Knowledge management and information integration have renewed the interest in advanced logic-based formalisms for knowledge representation, reasoning and inferencing in a format that can be used by computers to solve problems. This process involves representing knowledge in a formal language that can be interpreted by a computer program, and using reasoning algorithms to solve problems. There are a number of issues that can arise when knowledge reasoning and inferences are used in applications. One issue is that of ambiguity: when multiple pieces of information are represented, it can be difficult to determine which piece of information is relevant to a particular situation. This can lead to incorrect inferences being made. Another issue is that of incompleteness: if some information is not represented, then it may be impossible to make certain inferences. This can lead to unexpected results or behavior. Finally, knowledge representation and reasoning must be designed in a way to become computationally efficient, particularly if the knowledge base is large and complex. This can limit the applicability of legacy as well as new systems that use these techniques.

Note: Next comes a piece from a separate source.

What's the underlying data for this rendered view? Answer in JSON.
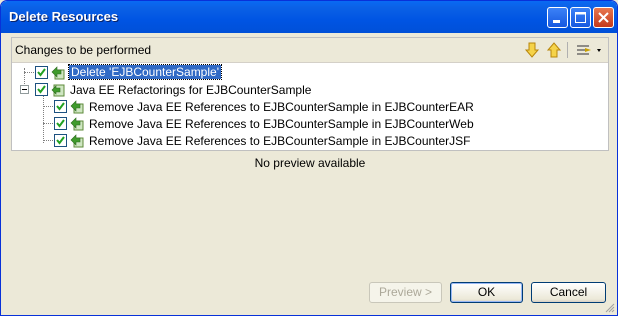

It is a way for the machine to understand human knowledge, expressions and meanings, not the other way around. The meaning of sentences in a knowledge-base, defined in a semantic account, while specialised inference procedures are developed for the given semantics, typically so that they are sound and complete, the characteristics that establish their formal adequacy for reasoning. Knowledge representation is the process of encoding this knowledge in a format that can be used by computers. In the declarative paradigm, the information in a knowledge base represents what humans know about a domain but does not constrain how to reason with this information: what types of reasoning tasks one might want to perform and how to execute them. For example, in a simple knowledge-expert system in the form of a relational database, we have a declarative specification of the knowledge given by the set of atomic details in the language determined by the relational schema. This representation leaves open what reasoning tasks (queries) the user might want to execute, and how they are actually executed once posed to the system.

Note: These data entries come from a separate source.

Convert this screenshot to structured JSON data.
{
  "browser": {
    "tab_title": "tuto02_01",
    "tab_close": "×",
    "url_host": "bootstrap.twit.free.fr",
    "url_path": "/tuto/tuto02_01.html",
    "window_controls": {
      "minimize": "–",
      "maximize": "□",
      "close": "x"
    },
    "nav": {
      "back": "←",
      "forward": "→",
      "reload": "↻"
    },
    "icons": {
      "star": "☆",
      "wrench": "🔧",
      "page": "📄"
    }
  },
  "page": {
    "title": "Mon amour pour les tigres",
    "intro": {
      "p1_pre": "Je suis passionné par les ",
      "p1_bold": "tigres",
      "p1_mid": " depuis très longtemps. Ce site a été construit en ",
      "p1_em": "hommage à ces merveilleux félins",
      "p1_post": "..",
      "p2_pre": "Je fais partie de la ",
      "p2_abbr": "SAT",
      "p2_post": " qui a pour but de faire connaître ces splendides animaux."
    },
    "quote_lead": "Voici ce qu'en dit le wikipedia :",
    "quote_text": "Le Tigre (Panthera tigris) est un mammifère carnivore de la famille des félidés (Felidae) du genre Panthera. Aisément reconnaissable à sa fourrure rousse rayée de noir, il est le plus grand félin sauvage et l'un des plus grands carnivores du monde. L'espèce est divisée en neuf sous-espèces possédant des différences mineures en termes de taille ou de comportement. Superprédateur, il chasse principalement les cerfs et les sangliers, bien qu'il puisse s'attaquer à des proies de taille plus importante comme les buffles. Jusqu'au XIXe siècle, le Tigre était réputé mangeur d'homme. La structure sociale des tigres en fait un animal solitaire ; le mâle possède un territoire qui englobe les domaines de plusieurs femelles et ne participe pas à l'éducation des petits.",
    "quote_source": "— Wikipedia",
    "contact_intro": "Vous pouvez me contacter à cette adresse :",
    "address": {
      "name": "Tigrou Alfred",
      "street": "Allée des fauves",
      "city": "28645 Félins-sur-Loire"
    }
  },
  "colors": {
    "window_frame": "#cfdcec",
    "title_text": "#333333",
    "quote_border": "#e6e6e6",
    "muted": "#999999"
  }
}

Next, a knowledge-expert system is, in principle, able to explain and justify its behaviour, based on its knowledge-base and the inference steps it took to arrive at a conclusion. For example a knowledge system may indicate that a specific brand was not recommended for a consumer, even though the brans is preferred against the buyer’s need, because the consumer is allergic to the class of products to which the proposed brand belongs. Another important consideration concerns the type of information one may want to include in a knowledge-based system. Often it is factual information pertaining to a particular application domain. However, a knowledge base may include any additional pertinent information. This can include the agent’s (human or machine) knowledge, goals, obligations, and preferences, or that of other agents. This can include hypothetical or counterfactual information, and assertions regarding the past or future, and also information about actions available to the agent (or agents).

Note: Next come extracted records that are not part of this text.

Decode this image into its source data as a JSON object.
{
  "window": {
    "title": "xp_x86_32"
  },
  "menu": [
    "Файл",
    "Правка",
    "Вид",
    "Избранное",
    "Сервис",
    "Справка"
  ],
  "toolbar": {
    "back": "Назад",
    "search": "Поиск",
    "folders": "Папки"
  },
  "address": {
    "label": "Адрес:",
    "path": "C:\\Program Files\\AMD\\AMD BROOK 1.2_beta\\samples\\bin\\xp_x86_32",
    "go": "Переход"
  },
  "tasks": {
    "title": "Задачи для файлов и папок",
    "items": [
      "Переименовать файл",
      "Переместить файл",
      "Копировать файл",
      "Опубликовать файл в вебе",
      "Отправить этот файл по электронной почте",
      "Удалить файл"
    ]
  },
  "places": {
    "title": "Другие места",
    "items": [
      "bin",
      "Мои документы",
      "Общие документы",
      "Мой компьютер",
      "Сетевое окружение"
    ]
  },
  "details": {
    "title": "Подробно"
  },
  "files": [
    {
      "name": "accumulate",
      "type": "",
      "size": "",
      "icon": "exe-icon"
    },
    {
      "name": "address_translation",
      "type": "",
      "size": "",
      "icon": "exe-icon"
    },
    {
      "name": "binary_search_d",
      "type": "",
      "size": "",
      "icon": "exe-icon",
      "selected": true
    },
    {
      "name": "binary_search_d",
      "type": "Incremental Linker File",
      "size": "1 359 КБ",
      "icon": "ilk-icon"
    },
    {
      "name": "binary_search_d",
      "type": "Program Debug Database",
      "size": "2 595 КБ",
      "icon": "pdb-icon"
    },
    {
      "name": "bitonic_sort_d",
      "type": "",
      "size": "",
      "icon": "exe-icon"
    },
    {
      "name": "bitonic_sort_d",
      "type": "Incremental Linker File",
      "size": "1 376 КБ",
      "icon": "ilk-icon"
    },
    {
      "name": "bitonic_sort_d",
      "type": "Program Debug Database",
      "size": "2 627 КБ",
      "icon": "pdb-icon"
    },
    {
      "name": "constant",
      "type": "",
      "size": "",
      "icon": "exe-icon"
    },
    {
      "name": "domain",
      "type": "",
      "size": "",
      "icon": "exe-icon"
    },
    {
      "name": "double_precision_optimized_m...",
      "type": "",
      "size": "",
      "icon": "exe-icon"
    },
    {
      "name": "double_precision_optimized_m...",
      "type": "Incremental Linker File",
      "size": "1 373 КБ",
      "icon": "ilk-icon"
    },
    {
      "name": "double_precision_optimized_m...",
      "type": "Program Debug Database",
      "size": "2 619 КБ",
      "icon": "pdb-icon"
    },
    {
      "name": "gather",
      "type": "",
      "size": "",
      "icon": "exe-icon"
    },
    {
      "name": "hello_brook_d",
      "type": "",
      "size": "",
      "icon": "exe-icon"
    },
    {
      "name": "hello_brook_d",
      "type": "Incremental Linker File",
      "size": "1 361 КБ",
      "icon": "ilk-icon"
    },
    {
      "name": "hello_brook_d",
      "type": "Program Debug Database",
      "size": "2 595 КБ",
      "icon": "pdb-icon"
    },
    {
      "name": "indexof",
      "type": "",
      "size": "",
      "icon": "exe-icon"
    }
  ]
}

Intelligence has several knowledge representations for saliency on a choice-set and/or dynamic inferences – one becomes formalized knowledge to be used in other situations – mathematically expressed as monad and paired-comparisons; other becomes an inferencing knowledge to be applied as the experience in other situations – as mathematically expressed as diffusion and diffusion dynamics. 

Language, in this context, only adds to preverbal logic that might still differ from reasoning abilities that emerge once language comes along, as language may open additional reasoning abilities unavailable to the speechless brain (babies, unknown-unfamiliar language interactions, indigenous/tribal languages, strate or substrate, musicians, pets, animals, etc.).

Imagine now that you are Holmes and you are observing me, Maria, for the first time. What might you deduce? On second thoughts, let’s not go there. Rather, let us consider the three-pipe problem. How do we recognise it? The answer is more simple than you may think. By smoking three pipes.